147. Memorandum From Jessica Tuchman Mathews of the National Security Council Staff to the President’s Assistant for National Security Affairs (Brzezinski)1


  • Human Rights and The Olympics

In winning their bid to hold the Olympics in Moscow the Soviets scored a great potential coup for both their foreign exchange earnings and international prestige and propaganda interests. However it is also a big risk, for the spotlight could easily shift from the Games to the human rights issue. I believe we should be looking at ways to exploit that risk, and to exact the highest possible price in terms of advancing our own human rights interests.

—There are already rumors in the USSR that Jewish emigration will be cut off some time before the Games. Some believe that the high current rate of emigration is designed to ease the tension before the Games (though visas are being granted only to first time requesters and not to any refuseniks or to any prominent dissidents). Are there ways to exploit this situation: Can we accelerate emigration between now and 1980? Should we suggest to the Soviets that they grant visas to a particular list of individuals who are of concern to us, with the quiet implication that otherwise these individuals will be a focus of attention at the Games? Are there other ways to reach the same end?

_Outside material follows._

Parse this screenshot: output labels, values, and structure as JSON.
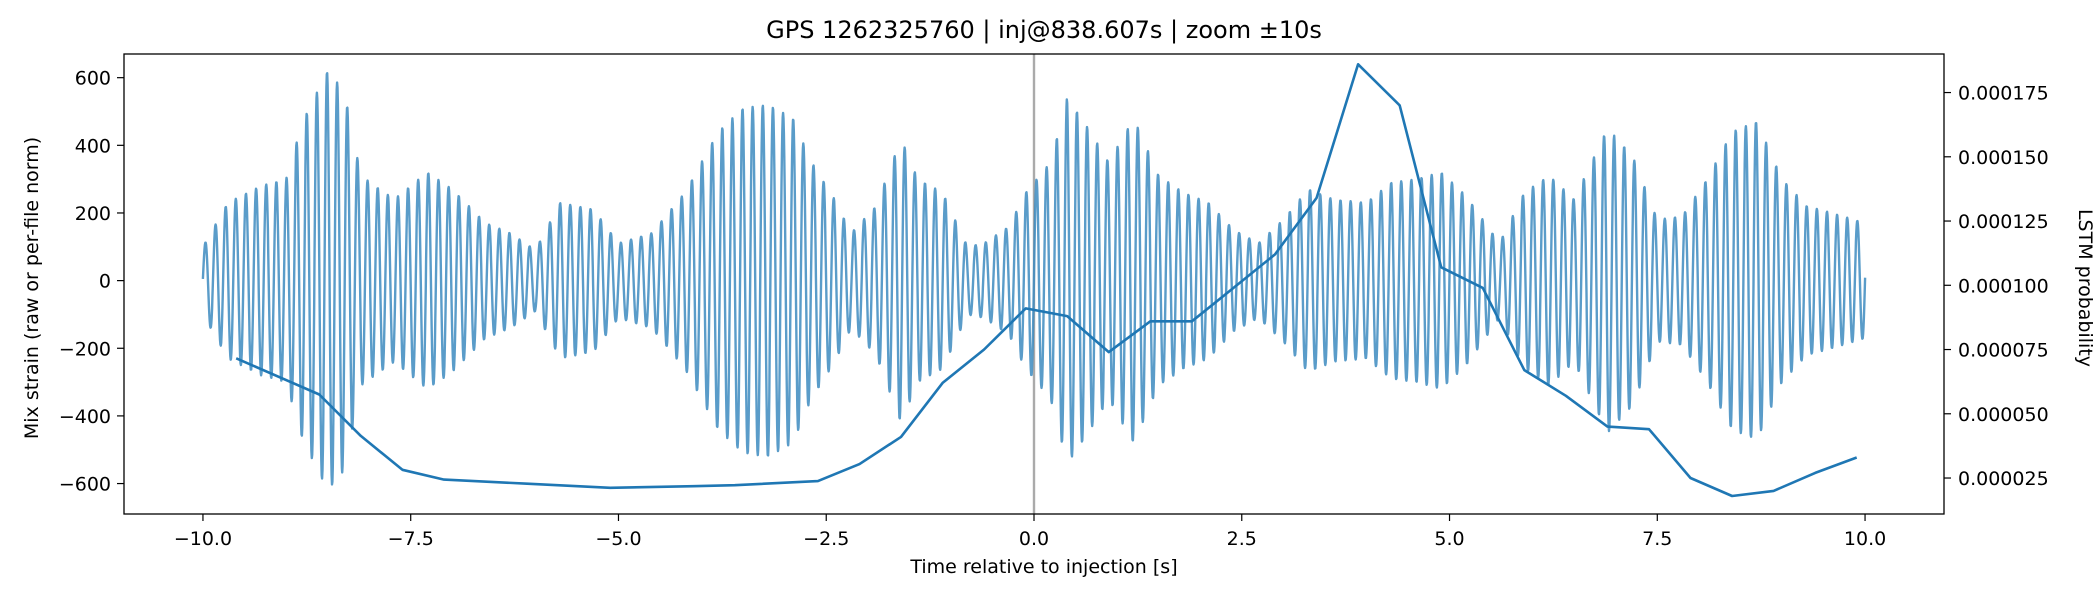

—What about access to Russian citizens by press and athletes during the Games? Should we be pushing for maximum access in the true Olympic spirit? What are the terms of the NBC contract? After paying through the nose (a record high price) for the broadcast rights has NBC insisted on anything in the way of freedom of coverage or will they only be allowed to film designated glories of Soviet culture? If you watched any of the last several Olympics you will remember all the [Page 460] “color” stories—scenes in Munich beer halls, the quaint beauties of Innsbruck, Canadian folk dancing, etc., etc. There will be an even greater incentive to do such coverage of a country that is of such great interest to Americans about which they know so little. Should we be offering NBC any help in these negotiations and in their subsequent planning? For example, if they do a piece on Soviet ballet, should they also have film (taped in advance) on the stories of Nureyev,2 the Panovs,3 etc.? The same with music, science, etc.

—What will be our policy if RFE/RL are denied press credentials? What about other individual press? Should we quietly encourage the media to send a few of their Soviet experts—perhaps including individuals who were earlier asked to leave the USSR? What about denials of visas to individual spectators? In short, should we push the USSR to the maximum extent to live up to the spirit in which the Games are supposed to be held and to the promises they must have made to the International Olympic Committee, or should we just accept the fact that these Olympics will be different from those held in the West? I think we should push.

—What will be our policy if the Israeli team or the South African team is banned from the Games—especially if the Soviets announce the decision at the last minute?

—What will we do during the Games if an American or other participant gets into trouble of some kind that relates to human rights (e.g., press interview with a forbidden dissident) and gets deported? If we can develop an answer should we inform the Soviets in advance so that they will have no doubt as to how we would react?

—Should we do anything in the way of informing American participants about this issue—perhaps briefings made available to those who are interested? Or perhaps that is going too far.

—[1 paragraph (5½ lines) not declassified]


That you give me some guidance on this. Do you feel these issues should be pursued? What about a PRM? Other?4

  1. Source: Carter Library, National Security Affairs, Staff Material, Global Issues, Bloomfield Subject File, Box 17, Human Rights: Olympics: 9/78–4/80. Secret. Copies were sent to Reginald Bartholomew and Jerry Schecter. Brzezinski wrote in the memorandum’s left-hand margin, “Convene an inter-agency meeting to discuss—then let’s decide if a PR [Presidential Review] is needed or WG [Working Group] instead. Good idea. ZB.” David Aaron wrote in the memorandum’s upper right-hand corner, “She [Tuchman] is getting better on this issue. DA.” Immediately below Aaron’s comment, an unknown hand wrote, “mini- pre PRC?” The memorandum is excessively underlined, also by an unknown hand. Mathews raised some of these same issues again in her October 27 memorandum to Brzezinski entitled “Human Rights at the Summit.” (Carter Library, National Security Affairs, Staff Material, Global Issues, Bloomfield Subject File, Box 17, Human Rights: USSR: 7/77–5/79)
  2. Reference is to Rudolf Nureyev, a Soviet ballet dancer, who defected in 1961 while on tour.
  3. Reference is to Valery and Galina Panov, both of the Kirov Ballet, who were dismissed and demoted, respectively, when Valery, a Soviet Jew, applied for emigration to Israel for the pair in 1972.
  4. Aaron added the following handwritten note: “I say unleash Tuchman! Play the Olympic card! DA.”